On September 20th, the Los Angeles County Superior Court held that local video service provider fees do not apply to streaming video providers. This decision is consistent with a prior decision by the United States District Court for the District of Nevada, which held that streaming video providers were not subject to Nevada localities’ franchise fees, along with recent decisions by the United States District Courts for the Western District of Arkansas and the Eastern District of Texas. See City of Ashdown, Arkansas v. Netflix, Inc. & Hulu, LLC, Case No. 4:20-cv-4113 (W.D. Ark. 2021); City of New Boston, Texas v. Netflix, Inc. & Hulu, LLC, No. 5:20-CV-00135-RWS (E.D. Tex. 2021).
The city of Lancaster filed a class action complaint against two streaming video providers, claiming that they provide video services in California using broadband wireline facilities located at least in part in public rights-of-way, and thus must pay local video service provider fees imposed under California’s Digital Infrastructure and Video Competition Act (the Act). After holding that California localities such as Lancaster lacked the right to bring a case under the Act against streaming video providers, the court further concluded that the local video service provider fees imposed by the Act do not apply to the streaming video providers.

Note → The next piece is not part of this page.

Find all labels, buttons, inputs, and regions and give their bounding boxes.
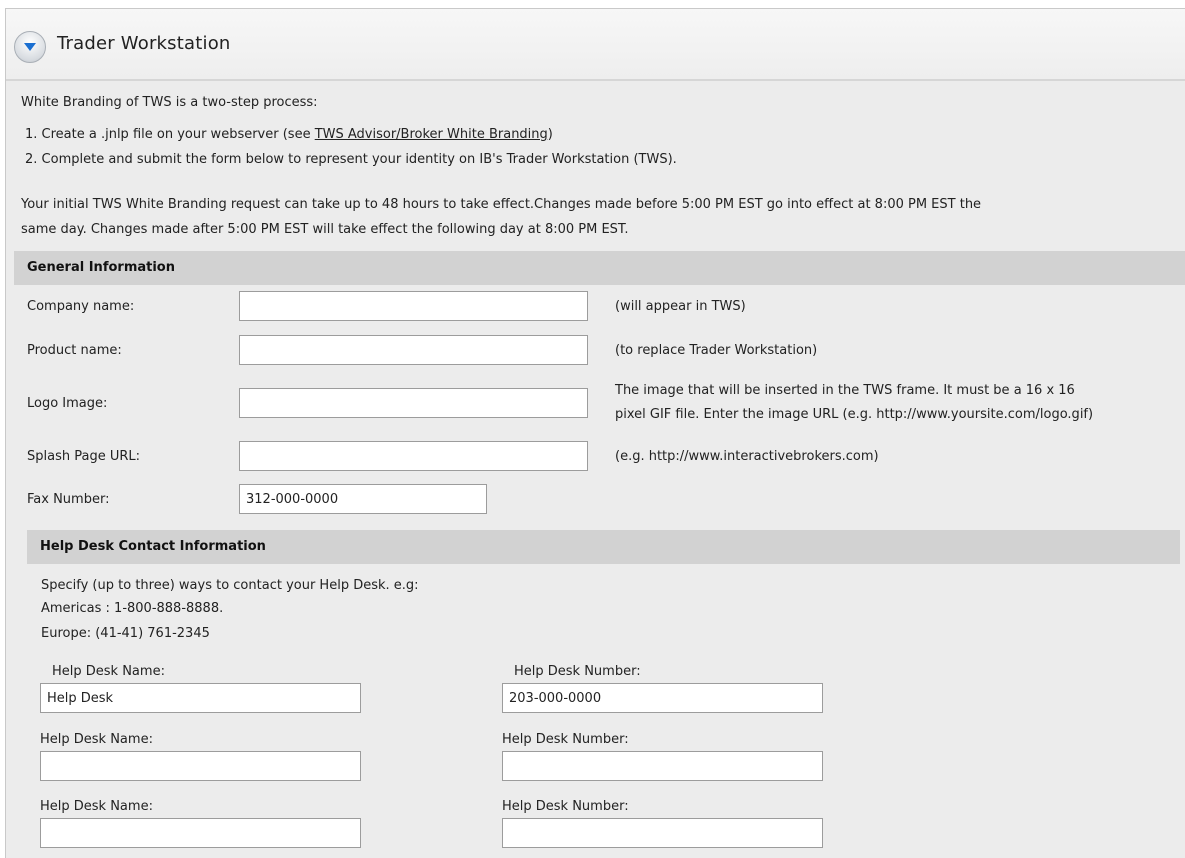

The court reached this decision for two primary reasons. First, the streaming video providers’ use of Internet service providers’ networks to distribute their content does not constitute the type of “use” of the public right-of-way rendering them liable for the local video service provider fees. Second, the court concluded that the streaming video providers do not meet the definition of a “video service provider” that provides “video programming” under the Act because the streaming video providers’ services were not comparable to the live, linear, channelized, scheduled, or programmed programming provided by a television broadcast station.